I am so sorry to hear that GoriLady. I know how devasting this is for you right now. No matter what other people say about him not being right for you, you still loved him (love him), and trust me, I know the pain you are going through. There are going to be some tough times ahead of you, but trust me, you will get through it. The key is to surround yourself with supportive friends and family. You need to do things to get your mind off him. He is not even worth a second thought. You deserve so much better than that. I pray that you find happiness.

Re: Should I trust him or am walking in to a future divorce?

I do not think shalwar qameez or urdu is the issue I based my final comments on, which I withheld above.

Not even religion/culture.

It is the difference in personalities which your posts showed. Even if this kind of situation had occured between two similar background people, the result would have been same.
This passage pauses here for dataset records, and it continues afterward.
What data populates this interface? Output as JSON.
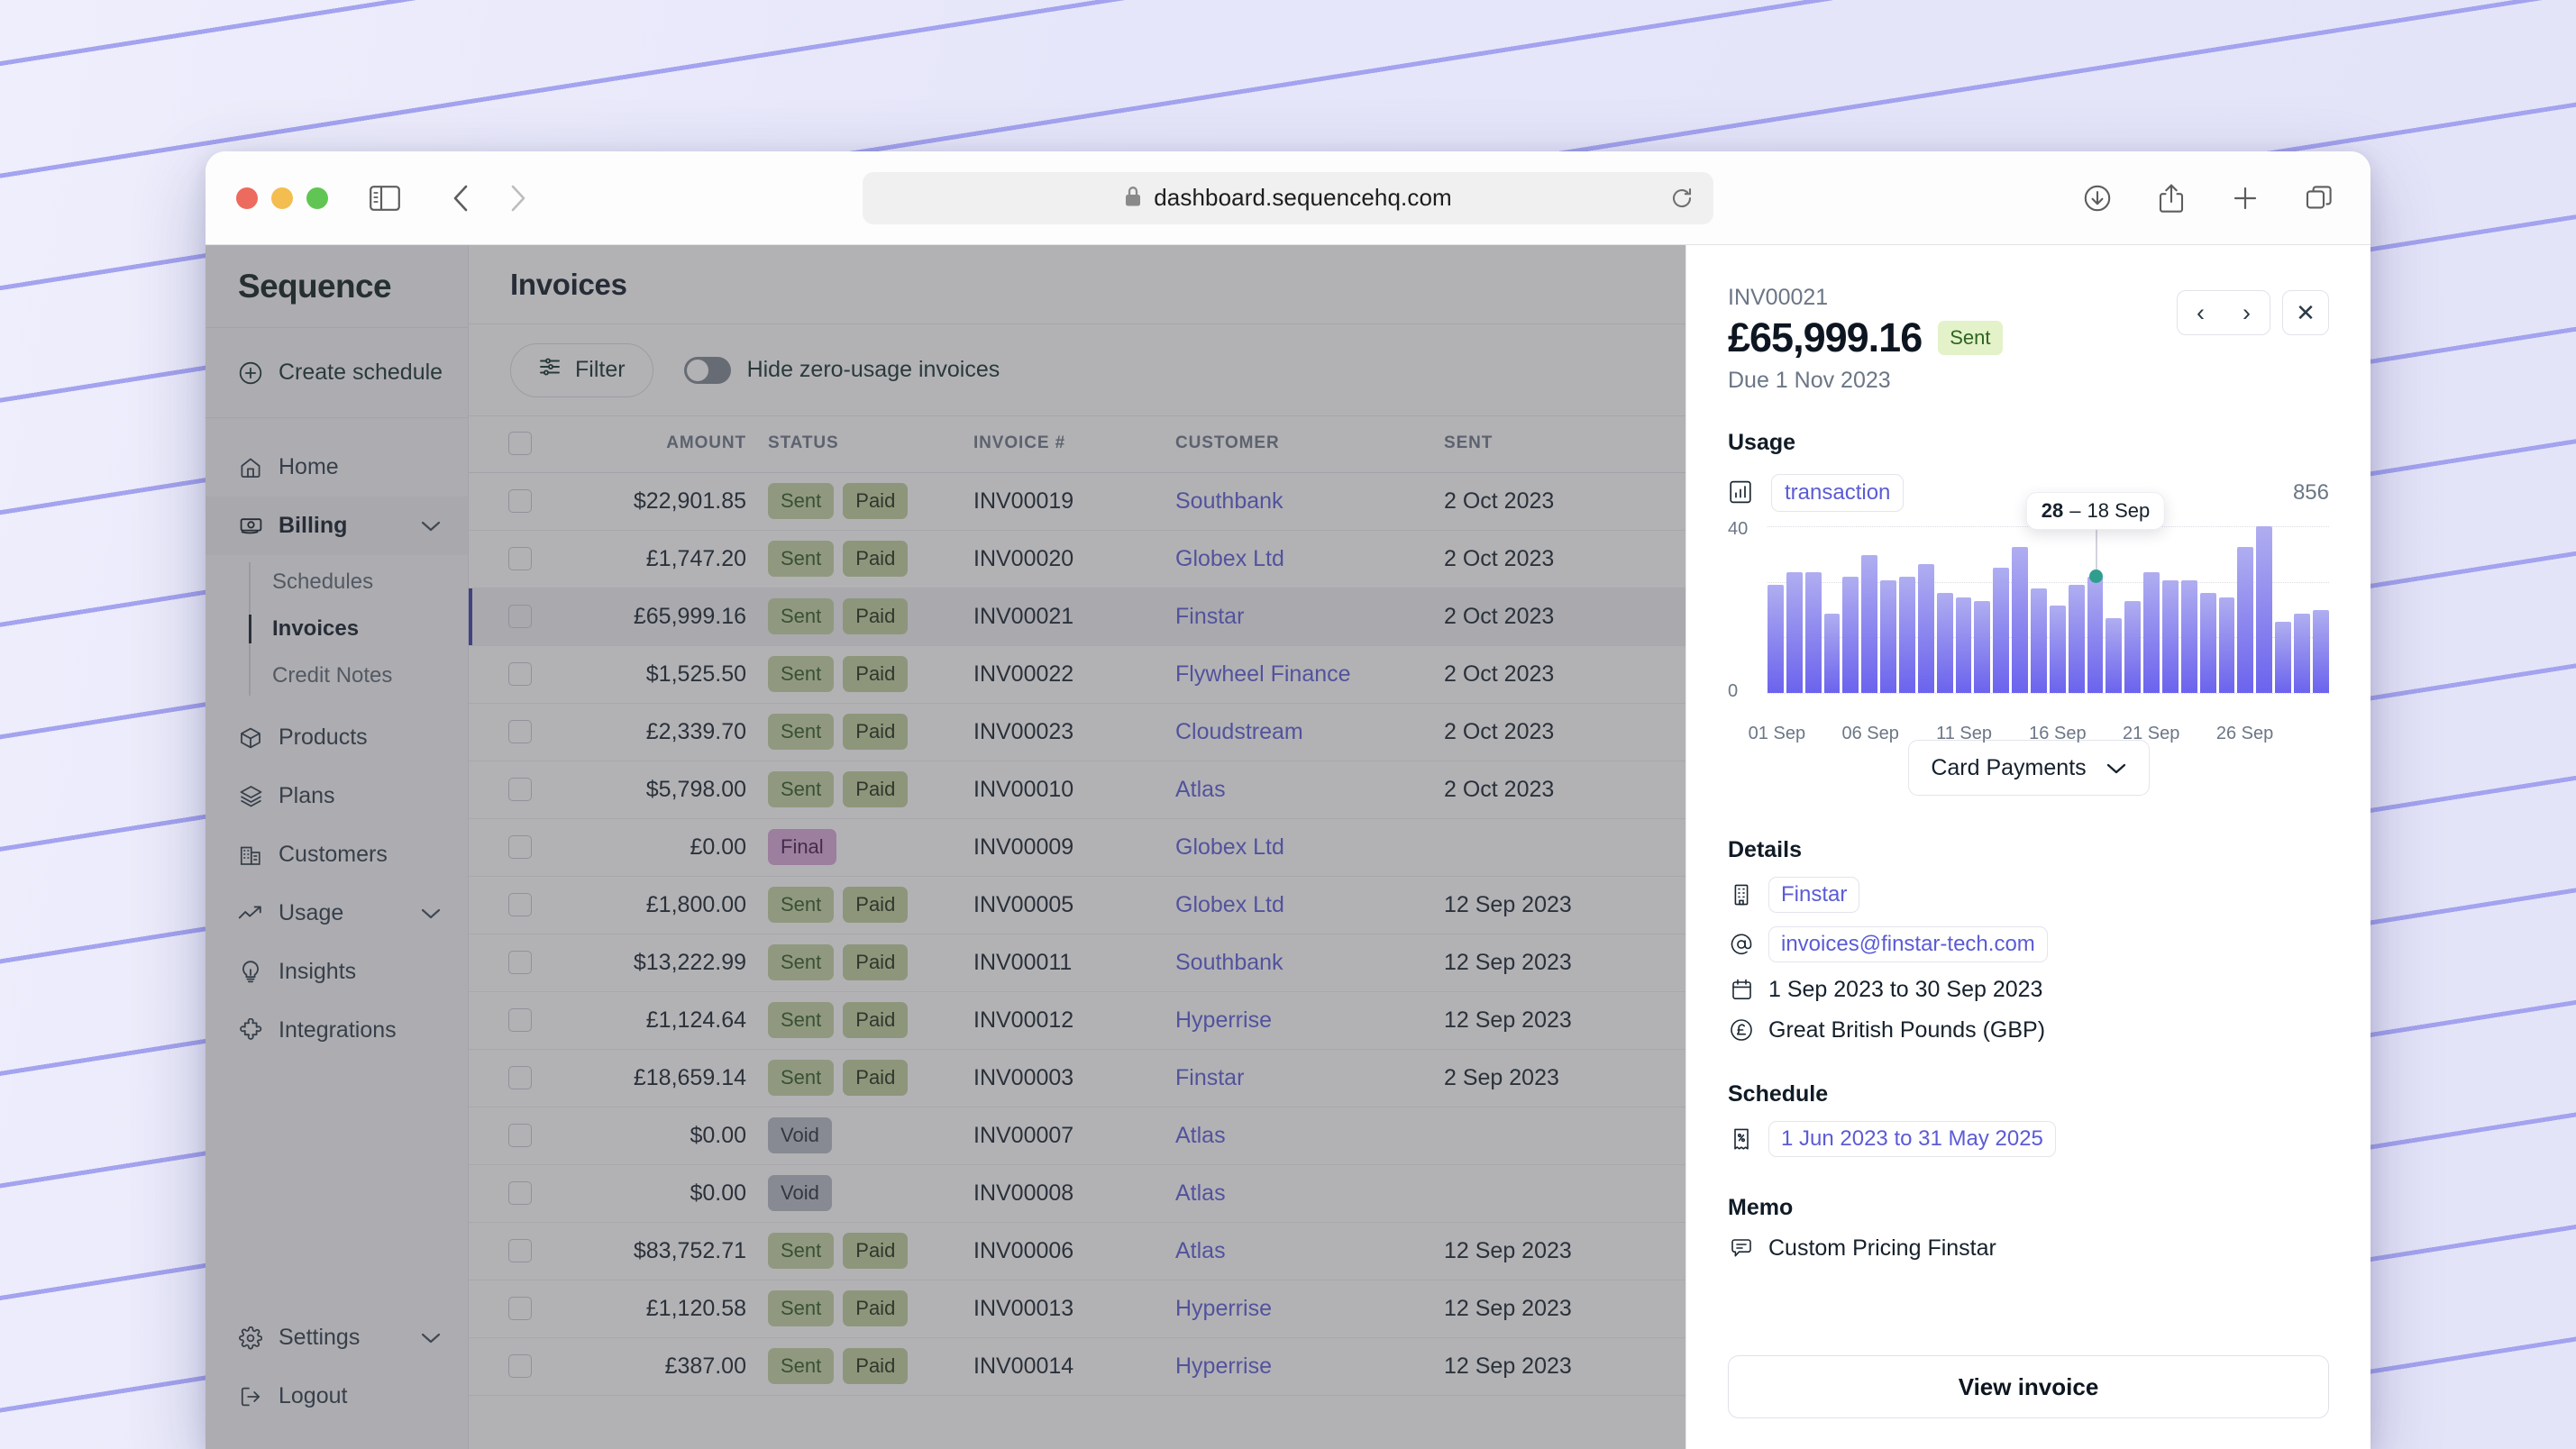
{
  "browser": {
    "url": "dashboard.sequencehq.com",
    "lock_icon": "lock-icon",
    "sidebar_toggle_icon": "sidebar-toggle-icon",
    "back_icon": "chevron-left-icon",
    "forward_icon": "chevron-right-icon",
    "reload_icon": "reload-icon",
    "downloads_icon": "download-icon",
    "share_icon": "share-icon",
    "new_tab_icon": "plus-icon",
    "tabs_icon": "tab-overview-icon"
  },
  "sidebar": {
    "brand": "Sequence",
    "create_schedule": "Create schedule",
    "items": [
      {
        "label": "Home",
        "icon": "home-icon",
        "expandable": false,
        "active": false
      },
      {
        "label": "Billing",
        "icon": "billing-icon",
        "expandable": true,
        "active": true
      },
      {
        "label": "Products",
        "icon": "box-icon",
        "expandable": false,
        "active": false
      },
      {
        "label": "Plans",
        "icon": "layers-icon",
        "expandable": false,
        "active": false
      },
      {
        "label": "Customers",
        "icon": "building-icon",
        "expandable": false,
        "active": false
      },
      {
        "label": "Usage",
        "icon": "trend-up-icon",
        "expandable": true,
        "active": false
      },
      {
        "label": "Insights",
        "icon": "lightbulb-icon",
        "expandable": false,
        "active": false
      },
      {
        "label": "Integrations",
        "icon": "puzzle-icon",
        "expandable": false,
        "active": false
      }
    ],
    "billing_subitems": [
      {
        "label": "Schedules",
        "active": false
      },
      {
        "label": "Invoices",
        "active": true
      },
      {
        "label": "Credit Notes",
        "active": false
      }
    ],
    "bottom_items": [
      {
        "label": "Settings",
        "icon": "gear-icon",
        "expandable": true
      },
      {
        "label": "Logout",
        "icon": "logout-icon",
        "expandable": false
      }
    ]
  },
  "main": {
    "page_title": "Invoices",
    "filter_label": "Filter",
    "filter_icon": "filter-sliders-icon",
    "hide_zero_usage_label": "Hide zero-usage invoices",
    "hide_zero_usage_on": false,
    "table_headers": [
      "",
      "AMOUNT",
      "STATUS",
      "INVOICE #",
      "CUSTOMER",
      "SENT"
    ],
    "rows": [
      {
        "amount": "$22,901.85",
        "badges": [
          "Sent",
          "Paid"
        ],
        "invoice": "INV00019",
        "customer": "Southbank",
        "sent": "2 Oct 2023",
        "selected": false
      },
      {
        "amount": "£1,747.20",
        "badges": [
          "Sent",
          "Paid"
        ],
        "invoice": "INV00020",
        "customer": "Globex Ltd",
        "sent": "2 Oct 2023",
        "selected": false
      },
      {
        "amount": "£65,999.16",
        "badges": [
          "Sent",
          "Paid"
        ],
        "invoice": "INV00021",
        "customer": "Finstar",
        "sent": "2 Oct 2023",
        "selected": true
      },
      {
        "amount": "$1,525.50",
        "badges": [
          "Sent",
          "Paid"
        ],
        "invoice": "INV00022",
        "customer": "Flywheel Finance",
        "sent": "2 Oct 2023",
        "selected": false
      },
      {
        "amount": "£2,339.70",
        "badges": [
          "Sent",
          "Paid"
        ],
        "invoice": "INV00023",
        "customer": "Cloudstream",
        "sent": "2 Oct 2023",
        "selected": false
      },
      {
        "amount": "$5,798.00",
        "badges": [
          "Sent",
          "Paid"
        ],
        "invoice": "INV00010",
        "customer": "Atlas",
        "sent": "2 Oct 2023",
        "selected": false
      },
      {
        "amount": "£0.00",
        "badges": [
          "Final"
        ],
        "invoice": "INV00009",
        "customer": "Globex Ltd",
        "sent": "",
        "selected": false
      },
      {
        "amount": "£1,800.00",
        "badges": [
          "Sent",
          "Paid"
        ],
        "invoice": "INV00005",
        "customer": "Globex Ltd",
        "sent": "12 Sep 2023",
        "selected": false
      },
      {
        "amount": "$13,222.99",
        "badges": [
          "Sent",
          "Paid"
        ],
        "invoice": "INV00011",
        "customer": "Southbank",
        "sent": "12 Sep 2023",
        "selected": false
      },
      {
        "amount": "£1,124.64",
        "badges": [
          "Sent",
          "Paid"
        ],
        "invoice": "INV00012",
        "customer": "Hyperrise",
        "sent": "12 Sep 2023",
        "selected": false
      },
      {
        "amount": "£18,659.14",
        "badges": [
          "Sent",
          "Paid"
        ],
        "invoice": "INV00003",
        "customer": "Finstar",
        "sent": "2 Sep 2023",
        "selected": false
      },
      {
        "amount": "$0.00",
        "badges": [
          "Void"
        ],
        "invoice": "INV00007",
        "customer": "Atlas",
        "sent": "",
        "selected": false
      },
      {
        "amount": "$0.00",
        "badges": [
          "Void"
        ],
        "invoice": "INV00008",
        "customer": "Atlas",
        "sent": "",
        "selected": false
      },
      {
        "amount": "$83,752.71",
        "badges": [
          "Sent",
          "Paid"
        ],
        "invoice": "INV00006",
        "customer": "Atlas",
        "sent": "12 Sep 2023",
        "selected": false
      },
      {
        "amount": "£1,120.58",
        "badges": [
          "Sent",
          "Paid"
        ],
        "invoice": "INV00013",
        "customer": "Hyperrise",
        "sent": "12 Sep 2023",
        "selected": false
      },
      {
        "amount": "£387.00",
        "badges": [
          "Sent",
          "Paid"
        ],
        "invoice": "INV00014",
        "customer": "Hyperrise",
        "sent": "12 Sep 2023",
        "selected": false
      }
    ]
  },
  "detail_panel": {
    "invoice_number": "INV00021",
    "amount": "£65,999.16",
    "status": "Sent",
    "due": "Due 1 Nov 2023",
    "prev_icon": "chevron-left-icon",
    "next_icon": "chevron-right-icon",
    "close_icon": "close-icon",
    "usage_title": "Usage",
    "usage_metric": "transaction",
    "usage_metric_icon": "bar-chart-icon",
    "usage_total": "856",
    "payment_method": "Card Payments",
    "payment_chevron_icon": "chevron-down-icon",
    "details_title": "Details",
    "details": [
      {
        "icon": "building-icon",
        "value": "Finstar",
        "pill": true
      },
      {
        "icon": "at-email-icon",
        "value": "invoices@finstar-tech.com",
        "pill": true
      },
      {
        "icon": "calendar-icon",
        "value": "1 Sep 2023 to 30 Sep 2023",
        "pill": false
      },
      {
        "icon": "pound-currency-icon",
        "value": "Great British Pounds (GBP)",
        "pill": false
      }
    ],
    "schedule_title": "Schedule",
    "schedule_icon": "receipt-percent-icon",
    "schedule_value": "1 Jun 2023 to 31 May 2025",
    "memo_title": "Memo",
    "memo_icon": "comment-icon",
    "memo_value": "Custom Pricing Finstar",
    "view_invoice_label": "View invoice"
  },
  "chart_data": {
    "type": "bar",
    "title": "Usage",
    "ylabel": "",
    "xlabel": "",
    "ylim": [
      0,
      40
    ],
    "ytick_labels": [
      "0",
      "40"
    ],
    "grid": true,
    "series_name": "transaction",
    "total": 856,
    "categories": [
      "01 Sep",
      "02 Sep",
      "03 Sep",
      "04 Sep",
      "05 Sep",
      "06 Sep",
      "07 Sep",
      "08 Sep",
      "09 Sep",
      "10 Sep",
      "11 Sep",
      "12 Sep",
      "13 Sep",
      "14 Sep",
      "15 Sep",
      "16 Sep",
      "17 Sep",
      "18 Sep",
      "19 Sep",
      "20 Sep",
      "21 Sep",
      "22 Sep",
      "23 Sep",
      "24 Sep",
      "25 Sep",
      "26 Sep",
      "27 Sep",
      "28 Sep",
      "29 Sep",
      "30 Sep"
    ],
    "values": [
      26,
      29,
      29,
      19,
      28,
      33,
      27,
      28,
      31,
      24,
      23,
      22,
      30,
      35,
      25,
      21,
      26,
      28,
      18,
      22,
      29,
      27,
      27,
      24,
      23,
      35,
      40,
      17,
      19,
      20
    ],
    "xtick_labels": [
      "01 Sep",
      "06 Sep",
      "11 Sep",
      "16 Sep",
      "21 Sep",
      "26 Sep"
    ],
    "xtick_indices": [
      0,
      5,
      10,
      15,
      20,
      25
    ],
    "tooltip": {
      "value": "28",
      "separator": "–",
      "label": "18 Sep",
      "index": 17
    },
    "bar_color_top": "#b0aef0",
    "bar_color_bottom": "#6b63ee",
    "highlight_dot_color": "#2f9e8f"
  }
}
I safely talked about 10-15 years above, but even if marriage had happened it would probably not have lasted more than one or two years.

Cheer up, be strong and move on. :)

Re: Should I trust him or am walking in to a future divorce?

Thanks guys.

Re: Should I trust him or am walking in to a future divorce?

I know, he renagged on the Zoloft, he renagged on staying engaged (just THursday night he swore that even though he had threatened to leave me about the zolft, it was only a threat and that he could never do such a thing- he even had tears in his eyes staring at me and saying I could never understand how much he loves me...)... 3 days later I get the break up email... he has proven himself to be a loose canon. I ended up in the way of his canon far too many times.